La formation initiale des enseignants a été profondément modifiée avec la mastérisation. Que pensez-vous de cette réforme ?

Nous avons perdu l’aspect professionnel de la formation. Il s’agit d’une grande régression. Les jeunes collègues sont précipités devant les classes. Le système de tutorat est censé les aider, mais cet accompagnement ne se fait pas toujours dans de bonnes conditions. Par exemple, le jeune professeur se partage parfois entre plusieurs établissements, ce qui complique le travail du tuteur. De plus, le climat dans le milieu enseignant est tendu. Si les tuteurs ont envie d’aider leurs jeunes collègues, ils ne veulent pas valider une réforme qu’ils désapprouvent.

Quels sont les besoins des professeurs de langues en matière de formation continue ?

Il y a de gros besoins concernant l’intégration du cadre européen commun de référence (CECR) dans les pratiques pédagogiques. Il s’agit évidemment de connaitre le contenu du CECR, mais surtout de savoir l’évaluer. C’est différent de la notation traditionnelle. Il s’agit d’évaluer de manière positive, et non pas de comptabiliser des fautes. La mise en place de la certification A2 en fin de troisième a ainsi créé un certain nombre de difficultés pour les professeurs.

Il existe également une importante demande de la part des professeurs des écoles. Ce sont eux qui doivent prendre en charge l’enseignement de langue vivante, les intervenants extérieurs étant appelés à disparaître. Mais si les jeunes enseignants ont reçu une formation en IUFM, ce n’est pas le cas des professeurs en poste. Ils se retrouvent à enseigner une matière à laquelle ils n’ont pas été préparés.



Les Technologies de l’Information et de la Communication pour l’Enseignement (TICE) offrent de nombreuses possibilités pour la pratique des langues vivantes. Sont-elles bien intégrées dans les programmes de formation ?
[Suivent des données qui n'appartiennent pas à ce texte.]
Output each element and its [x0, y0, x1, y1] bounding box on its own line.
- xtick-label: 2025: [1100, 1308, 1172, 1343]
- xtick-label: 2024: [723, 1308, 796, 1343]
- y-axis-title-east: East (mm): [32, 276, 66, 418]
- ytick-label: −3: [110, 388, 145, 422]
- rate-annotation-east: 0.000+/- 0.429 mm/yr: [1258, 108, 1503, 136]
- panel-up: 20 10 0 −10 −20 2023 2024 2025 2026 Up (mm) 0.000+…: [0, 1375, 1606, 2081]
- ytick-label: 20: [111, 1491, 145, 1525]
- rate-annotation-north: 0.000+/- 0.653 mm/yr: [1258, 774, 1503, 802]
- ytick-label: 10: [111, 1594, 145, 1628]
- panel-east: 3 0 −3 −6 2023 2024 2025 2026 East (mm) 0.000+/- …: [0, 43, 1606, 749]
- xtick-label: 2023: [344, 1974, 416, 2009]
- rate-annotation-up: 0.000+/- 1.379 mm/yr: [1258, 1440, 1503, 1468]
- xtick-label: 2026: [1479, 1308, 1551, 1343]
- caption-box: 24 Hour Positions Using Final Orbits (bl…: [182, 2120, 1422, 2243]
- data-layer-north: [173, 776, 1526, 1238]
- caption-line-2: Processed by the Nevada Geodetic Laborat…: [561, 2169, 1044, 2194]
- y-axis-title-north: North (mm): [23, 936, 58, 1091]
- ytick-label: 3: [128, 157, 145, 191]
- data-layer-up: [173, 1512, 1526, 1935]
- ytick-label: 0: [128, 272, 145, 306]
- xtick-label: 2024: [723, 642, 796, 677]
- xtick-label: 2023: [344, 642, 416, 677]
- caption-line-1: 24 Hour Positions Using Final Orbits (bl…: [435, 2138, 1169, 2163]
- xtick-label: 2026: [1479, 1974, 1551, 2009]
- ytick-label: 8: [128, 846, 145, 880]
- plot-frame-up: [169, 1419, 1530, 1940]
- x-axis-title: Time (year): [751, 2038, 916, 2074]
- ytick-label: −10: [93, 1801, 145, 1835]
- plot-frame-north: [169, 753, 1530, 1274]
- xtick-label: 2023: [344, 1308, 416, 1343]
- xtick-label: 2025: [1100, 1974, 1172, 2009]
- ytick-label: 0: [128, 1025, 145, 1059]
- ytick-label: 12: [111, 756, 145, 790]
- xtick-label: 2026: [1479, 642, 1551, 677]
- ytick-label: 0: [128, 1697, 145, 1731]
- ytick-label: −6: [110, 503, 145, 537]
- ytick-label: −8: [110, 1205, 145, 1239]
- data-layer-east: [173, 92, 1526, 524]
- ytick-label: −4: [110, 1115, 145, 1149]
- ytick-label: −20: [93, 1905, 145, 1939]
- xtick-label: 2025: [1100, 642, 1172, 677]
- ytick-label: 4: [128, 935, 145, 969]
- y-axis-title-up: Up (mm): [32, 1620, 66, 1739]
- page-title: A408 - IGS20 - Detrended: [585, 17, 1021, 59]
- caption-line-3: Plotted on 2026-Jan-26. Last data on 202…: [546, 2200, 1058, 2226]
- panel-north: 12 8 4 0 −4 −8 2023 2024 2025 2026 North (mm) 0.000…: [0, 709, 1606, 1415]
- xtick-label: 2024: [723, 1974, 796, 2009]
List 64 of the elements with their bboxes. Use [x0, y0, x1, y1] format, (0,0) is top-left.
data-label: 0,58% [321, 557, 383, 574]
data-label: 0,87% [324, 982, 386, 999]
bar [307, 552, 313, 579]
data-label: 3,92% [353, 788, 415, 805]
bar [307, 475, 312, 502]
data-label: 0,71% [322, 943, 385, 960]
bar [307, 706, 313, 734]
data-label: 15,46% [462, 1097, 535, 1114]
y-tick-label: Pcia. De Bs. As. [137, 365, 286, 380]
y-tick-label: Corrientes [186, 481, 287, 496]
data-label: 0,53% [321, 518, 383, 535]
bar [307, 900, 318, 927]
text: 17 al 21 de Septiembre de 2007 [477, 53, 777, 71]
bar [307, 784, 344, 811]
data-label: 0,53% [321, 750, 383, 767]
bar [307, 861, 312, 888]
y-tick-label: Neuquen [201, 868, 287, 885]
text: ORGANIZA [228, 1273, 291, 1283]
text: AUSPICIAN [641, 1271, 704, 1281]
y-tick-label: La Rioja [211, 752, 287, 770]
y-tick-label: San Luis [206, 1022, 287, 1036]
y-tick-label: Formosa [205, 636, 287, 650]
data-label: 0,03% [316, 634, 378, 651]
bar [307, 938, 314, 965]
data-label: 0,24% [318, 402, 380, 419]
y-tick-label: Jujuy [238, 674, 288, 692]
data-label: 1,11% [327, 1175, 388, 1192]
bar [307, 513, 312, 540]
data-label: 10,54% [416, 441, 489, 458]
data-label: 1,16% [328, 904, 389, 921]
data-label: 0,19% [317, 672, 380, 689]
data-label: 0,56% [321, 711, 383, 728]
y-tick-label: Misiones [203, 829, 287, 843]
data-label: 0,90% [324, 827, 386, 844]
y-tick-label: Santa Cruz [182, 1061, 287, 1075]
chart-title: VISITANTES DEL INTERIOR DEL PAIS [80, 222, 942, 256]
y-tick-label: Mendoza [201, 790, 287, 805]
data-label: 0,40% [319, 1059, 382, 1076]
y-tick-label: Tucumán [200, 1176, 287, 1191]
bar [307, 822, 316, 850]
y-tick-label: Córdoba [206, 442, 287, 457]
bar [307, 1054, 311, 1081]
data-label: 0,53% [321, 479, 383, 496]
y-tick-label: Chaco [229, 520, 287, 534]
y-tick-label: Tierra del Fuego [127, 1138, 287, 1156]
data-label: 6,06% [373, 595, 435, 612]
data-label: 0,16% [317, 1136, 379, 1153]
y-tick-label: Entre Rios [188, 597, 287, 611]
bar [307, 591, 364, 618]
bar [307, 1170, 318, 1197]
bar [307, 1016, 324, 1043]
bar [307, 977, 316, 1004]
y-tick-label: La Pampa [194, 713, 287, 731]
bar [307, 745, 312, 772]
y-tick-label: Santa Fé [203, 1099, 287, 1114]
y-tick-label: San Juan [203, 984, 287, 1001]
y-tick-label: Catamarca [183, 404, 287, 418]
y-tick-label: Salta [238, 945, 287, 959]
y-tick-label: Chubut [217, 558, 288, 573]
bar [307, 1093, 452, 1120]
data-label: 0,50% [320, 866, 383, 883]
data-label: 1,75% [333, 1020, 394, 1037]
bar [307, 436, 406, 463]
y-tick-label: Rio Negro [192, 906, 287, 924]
La situation est variable selon les académies. Certains inspecteurs académiques sont très impliqués dans ce domaine, d’autres moins. Cela dépend aussi de l’équipement disponible dans les établissements. En parallèle, il y a également des enseignants qui se forment par eux-mêmes. Il reste en tous cas des efforts à faire sur ce sujet. Des formations sur leurs utilisations pédagogiques et sur la législation concernant l’utilisation des contenus sont nécessaires. Ces outils sont encore flous pour beaucoup d’enseignants. Or, les langues ont beaucoup à bénéficier des TICE.

Où en est-on sur la question de la mobilité des enseignants de langues ?

Il existe différents programmes, comme Socrates, qui permettent aux enseignants de se déplacer à l’étranger. Il peut s’agir de formations individuelles ou d’échanges avec les élèves. Ces démarches sont toujours enrichissantes, car elles permettent aux professeurs de pratiquer la langue, mais aussi de discuter de leurs pratiques avec des collègues étrangers. Nous pourrions encourager la mobilité en facilitant l’organisation de ces programmes, même si c’est toujours difficile pour un chef d’établissement d’accepter le départ d’un enseignant, notamment pour des questions de remplacement.

Pour conclure, quelle proposition feriez-vous pour améliorer la formation des enseignants de langues ?

Se former, c’est un plus. Le privé l’a intégré, le public moins. On estime souvent qu’un enseignant n’est pas productif s’il n’est pas avec ses élèves. Il est important que la formation continue soit réellement intégrée à la carrière, et se fasse de manière plus automatique.